Гвардейцы явно были удивлены этой просьбой. Александр сердито кашлянул:
- Это еще зачем? Вот выйдешь замуж, тогда и будешь картами развлекаться… по маленькой, если супруг позволит. А сейчас ни к чему.
- Так уж и ни к чему? – возразила Катя. – Мало ли что, в жизни все пригодится. Так что, давайте, излагайте теорию, я внимательно слушаю.
Александр побагровел.
- Кать, иди к себе! – взорвался он. - Повышивайте там чего-нибудь с тетушкой. А здесь тебе делать нечего.
Катя еще не успела ответить, как раздался голос Бухвостова:
- Александр, я был бы счастлив исполнить желание Екатерины Юрьевны. И, думаю, друзья меня поддержат.
Катя одарила Бухвостова лучезарной улыбкой. Тот расплылся до ушей.
- Что скажете, господа? – она обвела невозмутимым взглядом Михаила, Рокотова и Аргамакова.
- Я не против, - застенчиво улыбнулся Аргамаков.
- Желание Екатерины Юрьевны – закон, - поддержал его Рокотов, подкручивая усы.
Александр с упреком посмотрел на друзей:
- Растаяли, да? Бабники! Бахмет, а ты чего молчишь?
Михаил устремил на Катю долгий взгляд, под действием которого замерло ее сердце, и после мучительно длинной паузы изрек:
- Ну, если княжна обещает не жульничать, не курить трубку, и не выпьет весь наш портвейн, то можно и удовлетворить желание дамы.
Гвардейцы рассмеялись.
- И ты туда же! – вздохнул Александр. – Ладно, черт с вами. Пусть остается.
- Но Екатерина Юрьевна еще не сказала, согласна ли она выполнить условия Бахмета, - с тонкой улыбкой вставил Рокотов.
- Обещаю делать только то, чему вы меня научите, - с мягчайшей кошачьей интонацией отозвалась Катя, глядя в глаза Михаилу.

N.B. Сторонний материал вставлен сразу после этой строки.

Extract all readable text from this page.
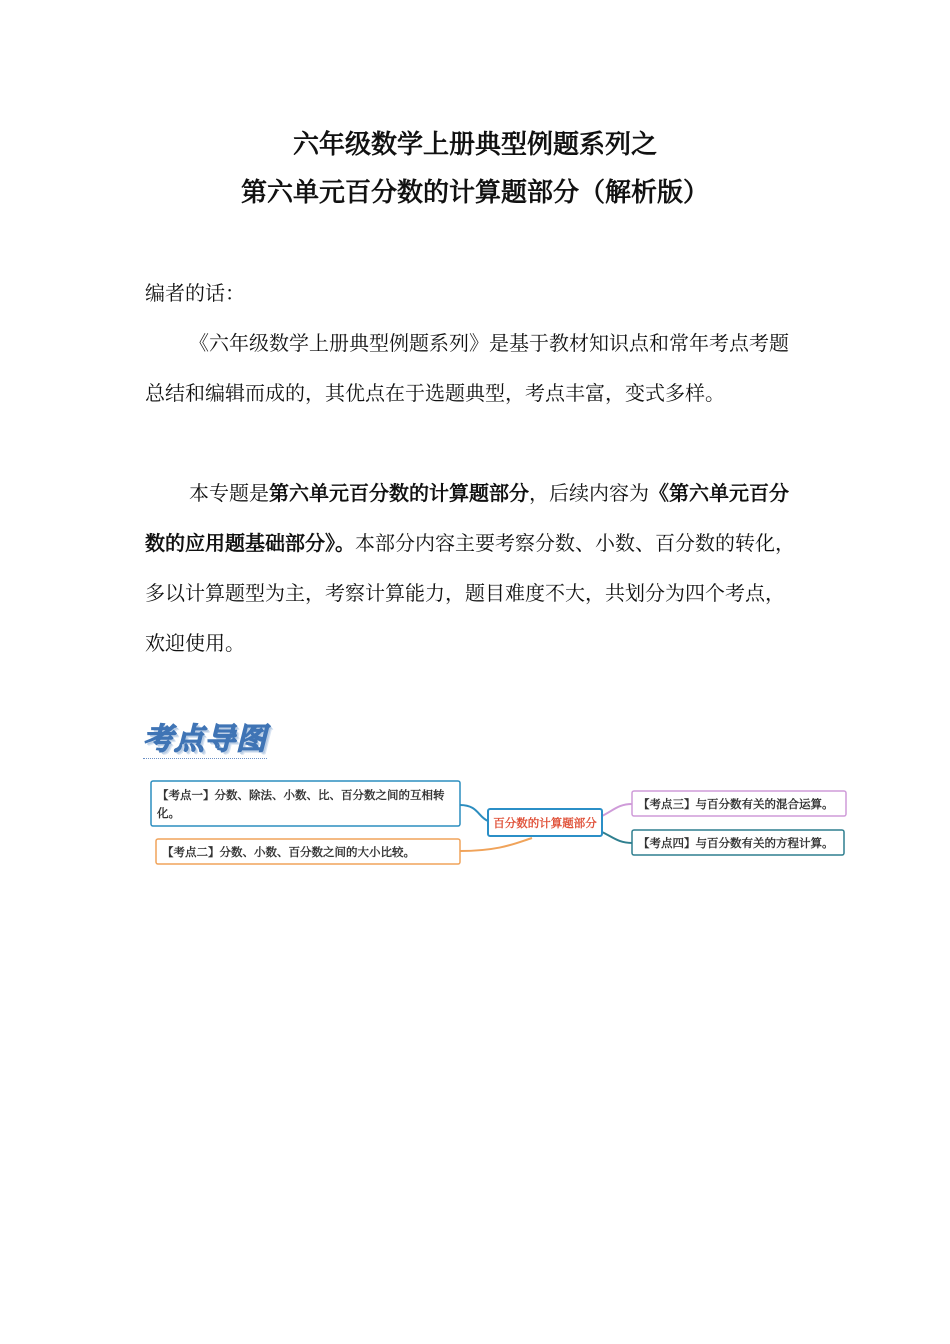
六年级数学上册典型例题系列之
第六单元百分数的计算题部分（解析版）
编者的话：
《六年级数学上册典型例题系列》是基于教材知识点和常年考点考题总结和编辑而成的，其优点在于选题典型，考点丰富，变式多样。
本专题是第六单元百分数的计算题部分，后续内容为《第六单元百分数的应用题基础部分》。本部分内容主要考察分数、小数、百分数的转化，多以计算题型为主，考察计算能力，题目难度不大，共划分为四个考点，欢迎使用。
考点导图
【考点一】分数、除法、小数、比、百分数之间的互相转
化。
【考点二】分数、小数、百分数之间的大小比较。
百分数的计算题部分
【考点三】与百分数有关的混合运算。
【考点四】与百分数有关的方程计算。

Сердце было охвачено звонким трепетом, который она так любила в себе, тем пьянящим куражом, от которого начинало приятно покалывать кончики пальцев и кружилась голова. Вот для чего она рождена. Идти напролом, сметая к черту условности, самая красивая, самая отчаянная, очаровывая этих мальчишек и любого, на ком остановит взгляд. И его… того, кто смотрит на нее этими насмешливыми зелеными глазами и словно бы не принимает всерьез. Он будет ее, весь, без остатка, как самый преданный пес. Дело времени.
- Только талию
(партию) доиграем все же, - сказал Александр, не подозревавший, какие коварные мысли бродят в голове сестрички. - А уже потом приступим к обучению.
- Да, стоит закончить, - согласился Михаил, снова погружаясь в изучение своих карт, словно Кати и не было рядом. – Тем более, что меня наверняка ждет неплохой куш.

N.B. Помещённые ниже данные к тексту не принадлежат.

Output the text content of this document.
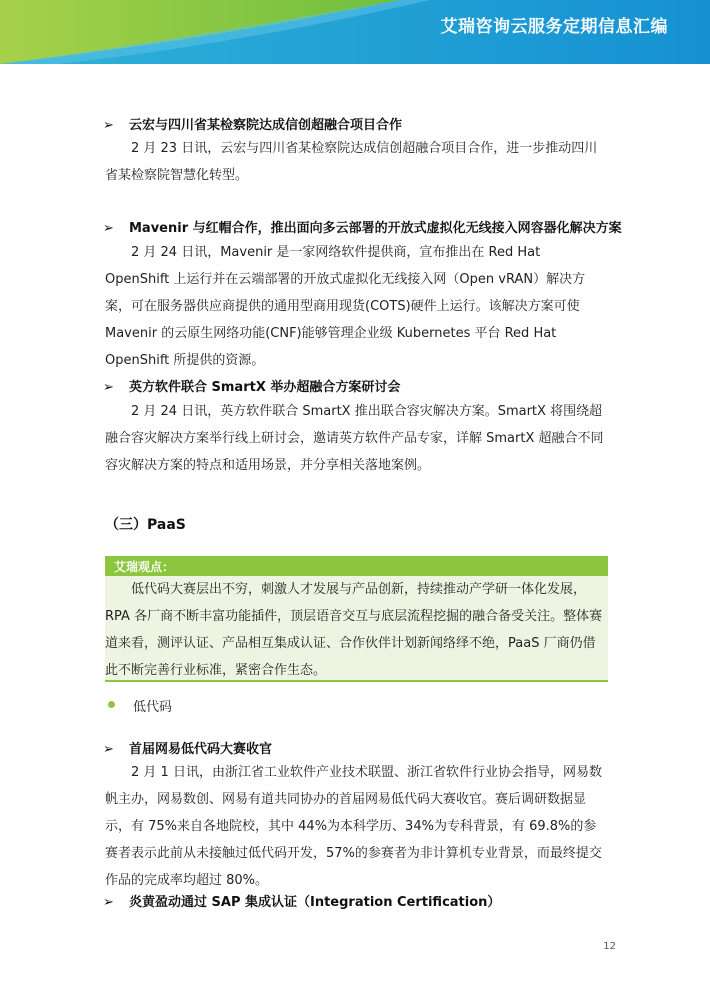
艾瑞咨询云服务定期信息汇编
➢ 云宏与四川省某检察院达成信创超融合项目合作
2 月 23 日讯，云宏与四川省某检察院达成信创超融合项目合作，进一步推动四川省某检察院智慧化转型。
➢ Mavenir 与红帽合作，推出面向多云部署的开放式虚拟化无线接入网容器化解决方案
2 月 24 日讯，Mavenir 是一家网络软件提供商，宣布推出在 Red Hat OpenShift 上运行并在云端部署的开放式虚拟化无线接入网（Open vRAN）解决方案，可在服务器供应商提供的通用型商用现货(COTS)硬件上运行。该解决方案可使 Mavenir 的云原生网络功能(CNF)能够管理企业级 Kubernetes 平台 Red Hat OpenShift 所提供的资源。
➢ 英方软件联合 SmartX 举办超融合方案研讨会
2 月 24 日讯，英方软件联合 SmartX 推出联合容灾解决方案。SmartX 将围绕超融合容灾解决方案举行线上研讨会，邀请英方软件产品专家，详解 SmartX 超融合不同容灾解决方案的特点和适用场景，并分享相关落地案例。
（三）PaaS
艾瑞观点：
低代码大赛层出不穷，刺激人才发展与产品创新，持续推动产学研一体化发展，RPA 各厂商不断丰富功能插件，顶层语音交互与底层流程挖掘的融合备受关注。整体赛道来看，测评认证、产品相互集成认证、合作伙伴计划新闻络绎不绝，PaaS 厂商仍借此不断完善行业标准，紧密合作生态。
低代码
➢ 首届网易低代码大赛收官
2 月 1 日讯，由浙江省工业软件产业技术联盟、浙江省软件行业协会指导，网易数帆主办，网易数创、网易有道共同协办的首届网易低代码大赛收官。赛后调研数据显示，有 75%来自各地院校，其中 44%为本科学历、34%为专科背景，有 69.8%的参赛者表示此前从未接触过低代码开发，57%的参赛者为非计算机专业背景，而最终提交作品的完成率均超过 80%。
➢ 炎黄盈动通过 SAP 集成认证（Integration Certification）
12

- Конечно, не у каждого хватит духу гнуть пароли
(увеличивать ставки), как ты, - покачал головой Рокотов.
- Ну не мирандолем
(не увеличивая ставку) же мне играть, словно мальчик-юнкер, - отозвался Михаил.
Катя, вопреки высказанному намерению, почти не вникала в игру: ее заворожили руки Михаила, перебиравшие стопку карт. Как красивы были эти руки, каждое движение длинных пальцев пронизано чувственностью, уверенной силой и небрежным изяществом. Должно быть, с таким же изяществом он вонзил клинок в сердце несчастного Леднева, вдруг подумалось ей. Катя мысленно вздохнула, отгоняя от себя эти мысли. Думать о Ледневе ей сейчас не хотелось. Хотелось смотреть на Михаила, украдкой лаская взглядом линию направленных вразлет темных бровей, тени от густых, длинных ресниц, чеканный профиль и четкий абрис губ, которые сводили ее с ума. И руки, чью повелительную силу и нежность безумно хочется испытать на себе.
Он и в самом деле выиграл, раньше всех сдав свои карты. И рассмеялся в ответ на стон проигравшегося, видно уже не в первый раз, Бухвостова:
- Ничего, Вася, считай, в любви повезет.
Бухвостов многозначительно покосился на Катю, словно связывая с ней свои надежды на везение в любви, и та едва не фыркнула.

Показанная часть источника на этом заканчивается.